With the first ten minutes of the float ending, the music faded to leave a continuous low hum, soothing in its constancy. Emerging from this hum I noticed my breathing, low and muffled. Familiar, but stark in the silence, the intimate presence of breathing when the ears are submerged made me pay attention to its quality and measure. As the pace of the breath slowed, I noticed, rather disconcertingly at first, the presence of bodily sounds, much clearer than I’d ordinarily hear them. Whilst, for the most part, the rise and fall of the breath masked these, I could catch hints of the pulse in my ears, indeed throughout my body. I even sensed the pulse creating ripples in the water, particularly where arteries ran close to the surface of the skin. Holding my breath unmasked a variety of gurgles and bubbling from somewhere inside my body. Strangely, a lot of the sounds seemed to appear at or between the ears rather than from the point they originated from. This was true of the high pitched, rapid succession of bubbles occurring in small bursts, more than likely emanating from my stomach. Yet strangely, without the vibration being felt, I had little sense of where these bubbles had come from. They simply appeared as a fizzing between the ears, at the back of the head or lower neck. In contrast, the lower pitched sounds could be sensed more readily as slight tremors in the abdomen. Blinking, I even noticed that my eyelids created a flickering sound as they opened. Being cradled in the warm salty water and having familiarised myself with the novel soundscape, my body largely disappeared from awareness. I placed my attention on the rise and fall of the breath and my mind rapidly sank into a deep, meditative stillness.

For long periods of time over the next thirty minutes, my awareness of sound fell away completely.
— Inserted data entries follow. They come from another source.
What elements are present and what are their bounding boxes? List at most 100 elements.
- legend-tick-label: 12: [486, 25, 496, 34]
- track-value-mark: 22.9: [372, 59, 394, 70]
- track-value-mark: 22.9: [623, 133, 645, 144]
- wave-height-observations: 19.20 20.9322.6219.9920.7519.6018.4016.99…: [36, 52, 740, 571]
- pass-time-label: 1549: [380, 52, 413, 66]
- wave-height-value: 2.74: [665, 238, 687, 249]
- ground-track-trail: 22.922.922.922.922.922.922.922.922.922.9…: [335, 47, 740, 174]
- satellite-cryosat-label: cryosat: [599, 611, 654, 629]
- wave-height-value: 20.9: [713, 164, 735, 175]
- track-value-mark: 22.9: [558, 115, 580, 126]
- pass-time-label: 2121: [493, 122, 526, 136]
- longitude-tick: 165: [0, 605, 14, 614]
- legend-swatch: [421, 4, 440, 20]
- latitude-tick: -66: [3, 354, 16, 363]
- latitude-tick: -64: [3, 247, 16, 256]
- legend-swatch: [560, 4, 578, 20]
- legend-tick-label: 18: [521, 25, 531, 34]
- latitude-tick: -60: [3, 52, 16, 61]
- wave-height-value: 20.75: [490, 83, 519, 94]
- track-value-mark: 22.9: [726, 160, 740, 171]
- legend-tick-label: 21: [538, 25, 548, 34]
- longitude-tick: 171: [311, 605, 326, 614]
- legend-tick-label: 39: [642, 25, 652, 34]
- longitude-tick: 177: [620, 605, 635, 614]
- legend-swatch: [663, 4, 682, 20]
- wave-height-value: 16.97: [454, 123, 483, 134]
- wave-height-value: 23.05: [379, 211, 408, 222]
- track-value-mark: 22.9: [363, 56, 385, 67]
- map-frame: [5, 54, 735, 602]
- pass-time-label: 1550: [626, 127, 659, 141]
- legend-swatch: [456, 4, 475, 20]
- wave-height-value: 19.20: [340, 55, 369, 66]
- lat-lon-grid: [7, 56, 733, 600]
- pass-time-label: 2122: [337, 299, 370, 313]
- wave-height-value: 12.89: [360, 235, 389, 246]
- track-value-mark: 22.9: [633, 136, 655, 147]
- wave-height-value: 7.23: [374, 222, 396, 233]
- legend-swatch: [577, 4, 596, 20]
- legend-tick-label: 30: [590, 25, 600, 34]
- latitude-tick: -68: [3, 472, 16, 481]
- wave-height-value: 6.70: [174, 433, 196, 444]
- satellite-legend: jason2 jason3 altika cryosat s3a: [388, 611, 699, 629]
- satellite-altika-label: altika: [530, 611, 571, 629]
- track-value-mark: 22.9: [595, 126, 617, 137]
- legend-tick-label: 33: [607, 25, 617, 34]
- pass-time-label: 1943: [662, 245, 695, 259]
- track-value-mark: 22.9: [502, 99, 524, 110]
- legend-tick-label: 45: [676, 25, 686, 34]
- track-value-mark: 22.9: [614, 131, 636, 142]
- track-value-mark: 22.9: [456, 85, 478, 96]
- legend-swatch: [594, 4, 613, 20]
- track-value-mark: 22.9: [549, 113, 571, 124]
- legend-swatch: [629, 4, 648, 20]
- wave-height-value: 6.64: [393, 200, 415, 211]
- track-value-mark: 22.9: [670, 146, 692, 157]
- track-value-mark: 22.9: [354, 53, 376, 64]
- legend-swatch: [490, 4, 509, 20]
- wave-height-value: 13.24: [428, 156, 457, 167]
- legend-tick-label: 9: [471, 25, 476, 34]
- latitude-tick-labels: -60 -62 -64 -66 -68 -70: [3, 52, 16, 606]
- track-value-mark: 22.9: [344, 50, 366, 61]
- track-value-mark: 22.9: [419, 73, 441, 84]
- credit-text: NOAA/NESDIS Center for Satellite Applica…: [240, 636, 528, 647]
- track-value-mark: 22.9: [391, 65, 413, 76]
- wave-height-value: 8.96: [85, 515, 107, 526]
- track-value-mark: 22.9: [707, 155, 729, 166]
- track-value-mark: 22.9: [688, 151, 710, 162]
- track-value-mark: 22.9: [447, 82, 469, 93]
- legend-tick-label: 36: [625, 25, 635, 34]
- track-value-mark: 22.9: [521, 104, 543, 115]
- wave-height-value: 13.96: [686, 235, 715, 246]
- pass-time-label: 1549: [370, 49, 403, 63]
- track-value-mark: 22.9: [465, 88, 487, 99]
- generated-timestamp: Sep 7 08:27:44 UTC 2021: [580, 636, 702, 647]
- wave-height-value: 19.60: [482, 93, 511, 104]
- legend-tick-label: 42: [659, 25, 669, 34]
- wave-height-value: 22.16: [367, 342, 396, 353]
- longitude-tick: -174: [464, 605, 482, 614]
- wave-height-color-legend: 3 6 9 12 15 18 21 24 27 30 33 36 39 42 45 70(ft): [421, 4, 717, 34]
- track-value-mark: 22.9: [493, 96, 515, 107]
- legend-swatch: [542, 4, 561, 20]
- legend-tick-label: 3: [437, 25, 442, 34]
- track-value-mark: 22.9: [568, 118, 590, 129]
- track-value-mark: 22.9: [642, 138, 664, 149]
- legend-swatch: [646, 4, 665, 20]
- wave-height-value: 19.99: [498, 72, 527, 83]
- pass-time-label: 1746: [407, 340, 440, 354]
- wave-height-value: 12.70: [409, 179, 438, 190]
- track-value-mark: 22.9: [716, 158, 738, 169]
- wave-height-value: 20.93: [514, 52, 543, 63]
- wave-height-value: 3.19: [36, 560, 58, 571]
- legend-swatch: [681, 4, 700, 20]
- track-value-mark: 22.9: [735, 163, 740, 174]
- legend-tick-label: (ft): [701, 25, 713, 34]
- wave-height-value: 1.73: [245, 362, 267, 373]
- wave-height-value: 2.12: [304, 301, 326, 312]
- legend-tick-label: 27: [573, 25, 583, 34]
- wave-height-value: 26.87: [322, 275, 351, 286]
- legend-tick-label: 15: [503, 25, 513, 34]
I was left resting floating in the darkness of the tank, with no sensory stimulation for reference, spare the occasional brush of my skin on the side of the tank. Yet even this sensation was so subtle that I could not tell whether I was merely imagining it. The slow fade-in of the ambient music once again, calmly announced the imminent end of the float session. Beginning with small movements, I gradually came back to awareness of the body and its sensations, exploring movements as if I were observing my body from a distance, re-learning the skill of moving one limb at a time. The noise of the tank’s filter commencing its cleaning cycle marked the end of the float and a return to the noise of the world.